The stress was mounting. As the end of the day loomed I turned desperately to a run to even out the reeling tide of hormones that come with the stress.
I left my ponytail long and it swayed from side to side and I felt free like a kid. It felt like dancing. The setting sun highlighted leaves and I ignored all things that were not beautiful. I ran above the highway, racing cars stuck in traffic, beating them. I slow momentarily to look through the chain link fence at the sunflowers and golden California Poppies growing on the steep hillside by the highway even in drought conditions.
I do feel obligated to tell you, though, that I did scowl at a pinecone on the ground, because of the havoc the pine tree pollen is wreaking in my head.
The run works its magic, but the extra emotions pile up and come out as sobs out of nowhere as the dog jumps joyfully at my feet, when he sees I am ready for the happiest part of his day.
I often think about the length of his life now. I run with him as often as I can. I feel so sad for him that we do not live on an acreage filled with squirrels and mud.

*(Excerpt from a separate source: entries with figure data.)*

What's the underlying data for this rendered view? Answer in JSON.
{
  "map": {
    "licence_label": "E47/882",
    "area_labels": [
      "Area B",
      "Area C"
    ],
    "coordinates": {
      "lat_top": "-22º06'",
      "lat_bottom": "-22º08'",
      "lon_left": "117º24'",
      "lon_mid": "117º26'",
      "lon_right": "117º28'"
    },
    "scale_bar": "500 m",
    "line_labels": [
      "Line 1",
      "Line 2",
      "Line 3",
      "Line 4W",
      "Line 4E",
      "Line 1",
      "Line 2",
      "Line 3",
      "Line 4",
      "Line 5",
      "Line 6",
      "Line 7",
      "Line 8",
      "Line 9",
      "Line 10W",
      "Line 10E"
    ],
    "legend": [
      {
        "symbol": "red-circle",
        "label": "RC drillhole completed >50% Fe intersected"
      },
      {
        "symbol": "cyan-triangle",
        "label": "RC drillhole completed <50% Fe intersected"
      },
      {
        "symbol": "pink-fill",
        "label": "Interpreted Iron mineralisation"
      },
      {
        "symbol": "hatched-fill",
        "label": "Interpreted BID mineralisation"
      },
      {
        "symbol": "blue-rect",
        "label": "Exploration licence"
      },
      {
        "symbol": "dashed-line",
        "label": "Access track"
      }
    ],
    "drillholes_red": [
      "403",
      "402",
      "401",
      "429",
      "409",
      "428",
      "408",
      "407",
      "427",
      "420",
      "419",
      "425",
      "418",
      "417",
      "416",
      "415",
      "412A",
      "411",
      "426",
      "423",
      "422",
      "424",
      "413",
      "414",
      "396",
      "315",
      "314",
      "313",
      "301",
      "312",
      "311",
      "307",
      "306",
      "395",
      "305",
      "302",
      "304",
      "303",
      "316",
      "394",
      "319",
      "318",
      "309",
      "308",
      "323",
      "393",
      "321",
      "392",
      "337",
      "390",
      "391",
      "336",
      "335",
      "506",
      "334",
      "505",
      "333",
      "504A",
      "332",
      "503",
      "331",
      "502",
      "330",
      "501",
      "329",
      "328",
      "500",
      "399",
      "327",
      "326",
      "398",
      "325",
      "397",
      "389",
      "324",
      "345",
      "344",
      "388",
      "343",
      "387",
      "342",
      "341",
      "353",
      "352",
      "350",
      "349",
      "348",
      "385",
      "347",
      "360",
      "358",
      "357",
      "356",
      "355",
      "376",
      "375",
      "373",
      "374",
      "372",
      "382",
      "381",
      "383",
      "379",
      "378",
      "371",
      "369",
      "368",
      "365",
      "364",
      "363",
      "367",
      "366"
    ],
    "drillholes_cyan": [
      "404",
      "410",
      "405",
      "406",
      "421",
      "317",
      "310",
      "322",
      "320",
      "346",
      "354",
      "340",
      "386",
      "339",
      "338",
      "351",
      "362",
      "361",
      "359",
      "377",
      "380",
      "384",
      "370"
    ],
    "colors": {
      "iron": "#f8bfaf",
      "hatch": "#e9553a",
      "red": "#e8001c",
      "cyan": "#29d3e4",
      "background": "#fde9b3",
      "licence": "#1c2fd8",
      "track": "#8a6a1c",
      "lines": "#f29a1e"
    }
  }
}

So many people say big dogs should not live in an apartment, but we kept him when we moved to Koreatown; he was family. We walked him twice a day and he was snuggled by our children and guarded us. At least I felt secure on those long weekends or weeks when Wes would be out of town and I was alone with the babies.
I do feel sad for Gonzo that he is not spending every sun filled moment chasing lizards through almond trees. Dogs were not meant to live like this, but neither were humans. I feel this same sadness for my children, for myself.
Today, the sobs welled up and I thought, I hope he has endless fields to run in, in dog heaven. This is silliness, of course. Dogs don't want endless fields. They just want a family. And a few fields. At least one. I hope Gonzo has at least one field in heaven. And I hope he has a family.
I hope that this life of sleeping next to our kid's beds and running through smog-filled streets is better than no life at all for him. It is for me. The dog is chewing a leftover stew bone and sitting under my chair as I write this. Of all the limited fields our life has to offer, he always choses to sit as close as possible to me.